The Fourth Armored Division of the Syrian government forces has imposed a siege on the Kurdish-majority neighborhoods of Sheikh Maqsoud and Ashrafiyah in Aleppo and on the northern countryside, locally known as Shahba region, for the past three months. Fuel, food products, baby formula, and medications are prevented from entering these areas.
Both Sheikh Maqsoud and Ashrafiyeh neighborhoods, northern Aleppo, are semi-autonomous and run by a civil administration.
The two neighborhoods, in addition to the IDPs camps and villages in Shahba region are housing the IDPs of Afrin who fled the violations and the invasion of the Turkish army and the Turkish-backed armed opposition factions since their occupation of Afrin in 2018.
The two neighborhoods have become a safe haven for many people from both inside and outside the city of Aleppo. This has led to the activation of trade and industrial movement, but the Syrian government besieges them frequently.
Also, both Sheikh Maqsoud and Ashrafiyeh enjoy security and stability better than that of the other neighborhoods in Aleppo, which made them to be a target of the armed opposition factions several times.
The neighborhoods are separated from the other neighborhoods in Aleppo by three government security checkpoints; Ashrafiyeh, Awared, and Maghsalat al-Jazira.

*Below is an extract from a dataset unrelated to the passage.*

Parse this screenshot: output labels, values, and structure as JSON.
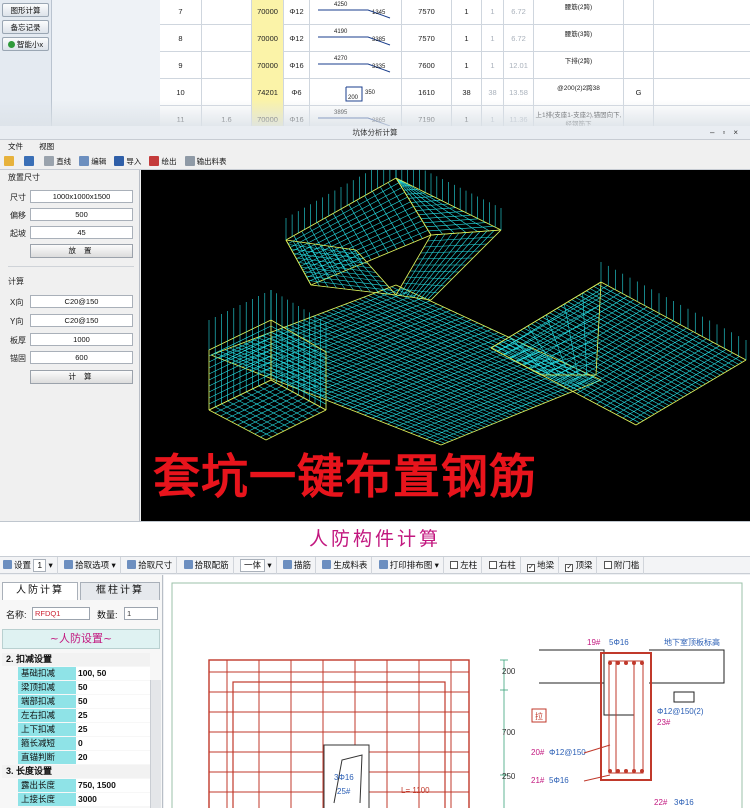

“Civilians are living in constant fear, deprivation and uncertainty, and are once again paying the highest price in this seemingly endless conflict,” said Semaan, Syria researcher at the NGO’s Beirut office.
“International humanitarian law prohibits the use of starvation of the civilian population as a method of warfare,” according to the report.
The NGO urged the Syrian government to take immediate action to end the humanitarian crisis by allowing fuel, other essential supplies and humanitarian aid into the aforementioned areas.
Amnesty International said, citing residents of the neighborhoods, that the Fourth Armored Division has opened a smuggling route through which it sells small amounts of fuel at “exorbitant prices.”
The report cites a doctor working at a local hospital saying, “We are very worried that we will run out of fuel to operate the hospital’s generator.”
In addition, residents of the region have not received food aid since the start of the siege.
A humanitarian organization which was planning on providing support to a medical facility in Sheikh Maqsoud had postponed the project, pending approval by the government, according to a resident from the region.